Public belief that the ‘right thing’ is being done in the right way for the right reasons will always trump the cynical instincts of media commentators. Take the recent COVIDsafe App released by the Digital Transformation Agency and Health Department. Extraordinary efforts were made to ensure transparency to mitigate privacy concerns around the perceived invasive tracking capability of the application and deliver an effective solution against the clock.
Security and privacy by design were key aspects of the application development and the intent of transparency clear through the release of source code, the Privacy Impact Assessment and supporting privacy legislation.

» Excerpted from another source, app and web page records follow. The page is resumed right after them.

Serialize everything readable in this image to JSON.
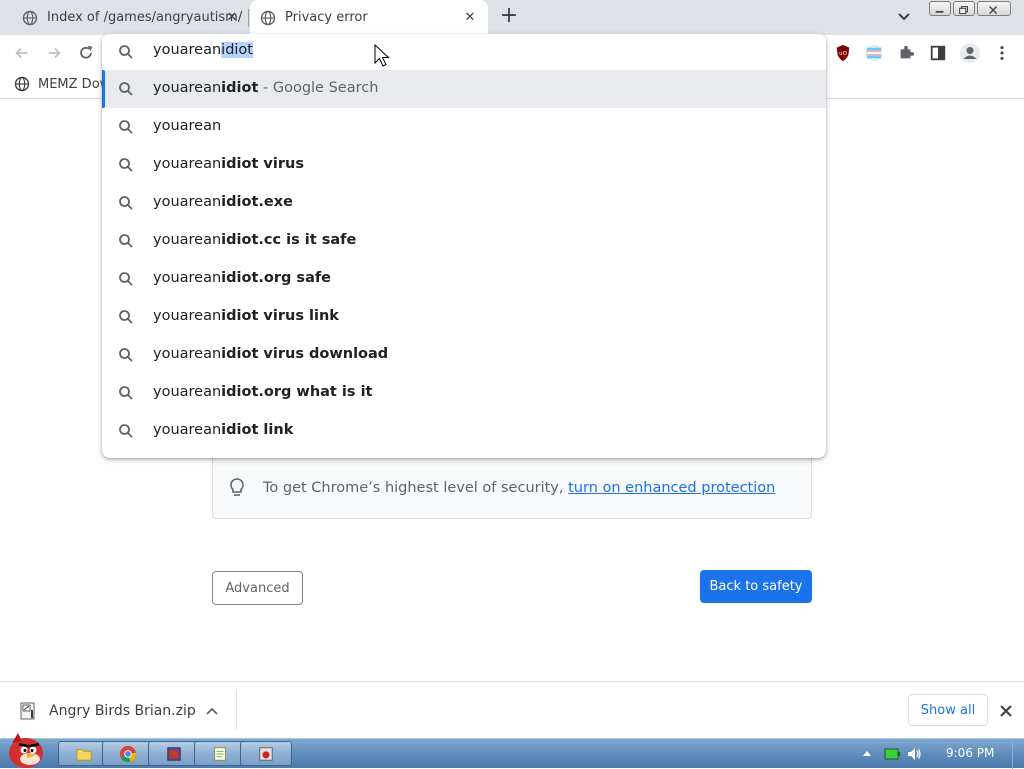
{
  "tabs": [
    {
      "title": "Index of /games/angryautism/",
      "active": false
    },
    {
      "title": "Privacy error",
      "active": true
    }
  ],
  "new_tab_label": "+",
  "bookmarks": [
    {
      "label": "MEMZ Dow"
    }
  ],
  "omnibox": {
    "typed": "youarean",
    "autocompleted": "idiot",
    "suggestions": [
      {
        "prefix": "youarean",
        "bold": "idiot",
        "suffix": " - Google Search",
        "selected": true
      },
      {
        "prefix": "youarean",
        "bold": "",
        "suffix": "",
        "selected": false
      },
      {
        "prefix": "youarean",
        "bold": "idiot virus",
        "suffix": "",
        "selected": false
      },
      {
        "prefix": "youarean",
        "bold": "idiot.exe",
        "suffix": "",
        "selected": false
      },
      {
        "prefix": "youarean",
        "bold": "idiot.cc is it safe",
        "suffix": "",
        "selected": false
      },
      {
        "prefix": "youarean",
        "bold": "idiot.org safe",
        "suffix": "",
        "selected": false
      },
      {
        "prefix": "youarean",
        "bold": "idiot virus link",
        "suffix": "",
        "selected": false
      },
      {
        "prefix": "youarean",
        "bold": "idiot virus download",
        "suffix": "",
        "selected": false
      },
      {
        "prefix": "youarean",
        "bold": "idiot.org what is it",
        "suffix": "",
        "selected": false
      },
      {
        "prefix": "youarean",
        "bold": "idiot link",
        "suffix": "",
        "selected": false
      }
    ]
  },
  "page": {
    "tip_text": "To get Chrome’s highest level of security, ",
    "tip_link": "turn on enhanced protection",
    "advanced_label": "Advanced",
    "back_to_safety_label": "Back to safety"
  },
  "download": {
    "filename": "Angry Birds Brian.zip",
    "show_all_label": "Show all"
  },
  "taskbar": {
    "clock": "9:06 PM"
  },
  "colors": {
    "accent": "#1a73e8",
    "tabstrip": "#dee1e6",
    "taskbar": "#5d8bba"
  }
}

With the benefit of hindsight, maybe the media outcry about hosting the data on a non-sovereign company could have been avoided and Australia’s Sovereign Resilience demonstrated, by using one of Australia’s sovereign cloud providers, including AUCloud. However, decisions that understandably placed a premium on time to value, I both understand and respect. Afterall, the fact that the COVIDsafe application is underpinned by cloud infrastructure, based on agile development of inter-operable micro services, demonstrates precisely my point.
One of the unintended but positive consequences of the transparency is increased understanding of privacy within the mainstream media and specifically, the related implications of the US CLOUD Act. The Attorney General Department’s ‘confidence’ that US access to COVIDsafe is “inconceivable” doesn’t really deliver the “beyond inconceivable” Sovereign Resilience that an Australian owed provider, subject only to Australia jurisdiction, would deliver.
Transparency engenders trust, not only in respect of security design and privacy by law but also in areas such as procurement. Trustworthiness could be greatly enhanced (as happens in the UK), through publication of inputs (cloud provider services and pricing), outputs (dollar spend by buyer and project with each supplier) and most importantly, avoidance of mandating vendors technologies, which increases costs and reduces innovation –a focus for another time.
Overall, digital native solutions based on cloud services have a critical role to play in enhancing Australia’s Sovereign Resilience – at two levels.
First, they provide the tool to address the immediate imperative Government faces resulting from Covid, i.e., the need to keep delivering services within increasingly constrained budgets
Second and in the long term, they are the modern pillars on which to architect and build the service and support capabilities that Government requires to do its job more cost efficiently and quickly, on platforms that are more resilient, responsive and adaptive and by nature, more transparent.
At an organisational level, they enable delivery of more with less, realisation of value more quickly and increase trustworthiness. At a national level, I believe this ultimately translates to greater Sovereign Resilience, self-determination and enhanced adaptability for addressing future crisis.